Ø   Les résultats de nos 6 sondages effectués durant la semaine précédant le premier tour ont TOUS été confirmés par les urnes, notamment à Paris où nous annoncions la nette victoire future d'Hidalgo sur l'ensemble de la ville à 53% et dans chacun des deux arrondissements clés (le 12ème et le 14ème) ... à un moment où certains confrères annonçaient plutôt un resserrement voire un possible croisement de courbes.

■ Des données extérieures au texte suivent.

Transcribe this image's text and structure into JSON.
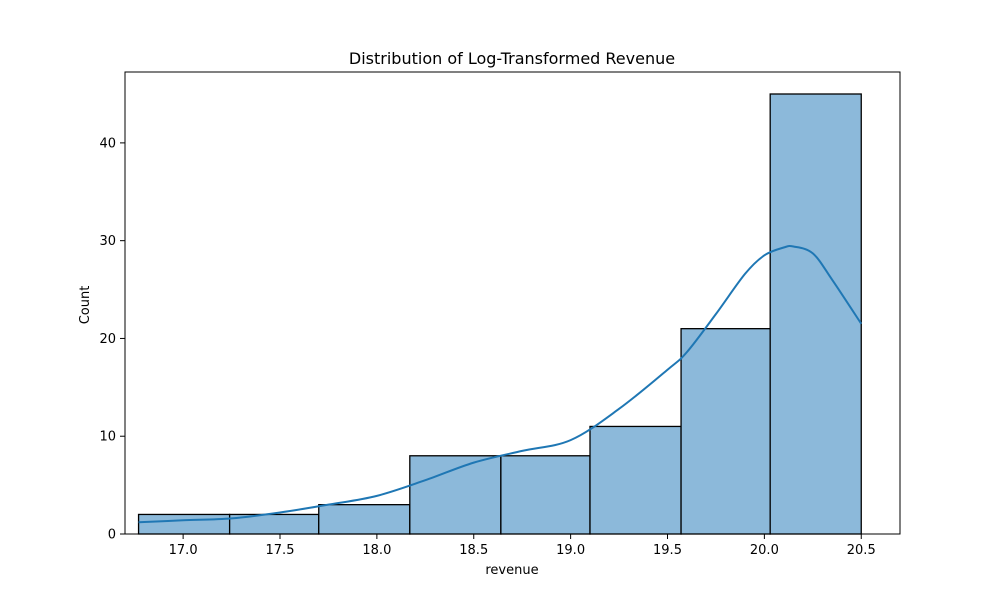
{
  "chart_data": {
    "type": "bar",
    "title": "Distribution of Log-Transformed Revenue",
    "xlabel": "revenue",
    "ylabel": "Count",
    "xlim": [
      16.7,
      20.7
    ],
    "ylim": [
      0,
      47.25
    ],
    "xticks": [
      17.0,
      17.5,
      18.0,
      18.5,
      19.0,
      19.5,
      20.0,
      20.5
    ],
    "xtick_labels": [
      "17.0",
      "17.5",
      "18.0",
      "18.5",
      "19.0",
      "19.5",
      "20.0",
      "20.5"
    ],
    "yticks": [
      0,
      10,
      20,
      30,
      40
    ],
    "ytick_labels": [
      "0",
      "10",
      "20",
      "30",
      "40"
    ],
    "bins": [
      {
        "x0": 16.77,
        "x1": 17.24,
        "count": 2
      },
      {
        "x0": 17.24,
        "x1": 17.7,
        "count": 2
      },
      {
        "x0": 17.7,
        "x1": 18.17,
        "count": 3
      },
      {
        "x0": 18.17,
        "x1": 18.64,
        "count": 8
      },
      {
        "x0": 18.64,
        "x1": 19.1,
        "count": 8
      },
      {
        "x0": 19.1,
        "x1": 19.57,
        "count": 11
      },
      {
        "x0": 19.57,
        "x1": 20.03,
        "count": 21
      },
      {
        "x0": 20.03,
        "x1": 20.5,
        "count": 45
      }
    ],
    "kde": {
      "x": [
        16.77,
        17.0,
        17.25,
        17.5,
        17.75,
        18.0,
        18.25,
        18.5,
        18.75,
        19.0,
        19.25,
        19.5,
        19.6,
        19.75,
        19.9,
        20.0,
        20.1,
        20.15,
        20.25,
        20.35,
        20.5
      ],
      "y": [
        1.2,
        1.4,
        1.6,
        2.2,
        3.0,
        3.9,
        5.5,
        7.3,
        8.5,
        9.6,
        12.8,
        16.8,
        18.6,
        22.5,
        26.6,
        28.5,
        29.3,
        29.4,
        28.7,
        26.0,
        21.5
      ]
    },
    "grid": false,
    "colors": {
      "bar_fill": "#8cb9da",
      "bar_edge": "#000000",
      "kde_line": "#1f77b4"
    }
  }
}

                                                                                                                                                                                                                                                                                                                                                             

Ø  Les 12 autres sondages effectués par BVA durant la campagne ou en amont de celle-ci à travers toute la France ont tous fourni les tendances lourdes que les urnes ont confirmé : explosion de l'abstention, poussée de la droite et surtout du FN, baisse de la gauche, et en son sein montée des écologistes face au PS. En revanche, ne s'agissant pas de pronostics, il n'est guère surprenant que les vainqueurs du 30 mars dans 3 de ces 12 villes (Toulouse, Quimper et Grenoble) n'aient pas été ceux que nos sondages (comme ceux de nos confrères) indiquaient 3 semaines ou 3 mois auparavant, ni que le score final d'un FN en hausse et d'un PS en baisse ne soit pas celui mesuré à cette période (à Marseille et, dans une moindre mesure Metz il fut nettement plus élevé le 30 mars que dans nos sondages de début mars).

 

Bonne lecture et à juin prochain … pour un bilan comparable sur les prochaines élections européennes !

 

PS : Un mot (cela n'en mérite pas plus) à propos de certaines polémiques un peu vaines fleurissant actuellement sur les réseaux sociaux. Contrairement à l'un de nos confrères, nous n'avons pas souhaité nous lancer dans une (douteuse) publicité comparative entre Instituts, en comparant des sondages effectués à des périodes très différentes. Les lecteurs attentifs de la note qui circule actuellement sur ce mode auront remarqué par exemple qu'un sondage effectué à Toulouse par notre confrère quelques jours avant le scrutin est complaisamment comparé au nôtre réalisé… début janvier.

Cela dit, la comparaison ne nous fait pas peur (au contraire !) Aussi, si le sujet vous intéresse, et si vous souhaitez faire un benchmark (honnête) des Instituts qui auraient été les plus proches dans leurs sondages effectués à proximité du scrutin, il vous est aisé de le faire :  tous les sondages effectués par tous les Instituts dans les jours précédant le 23 mars sont disponibles sur Internet.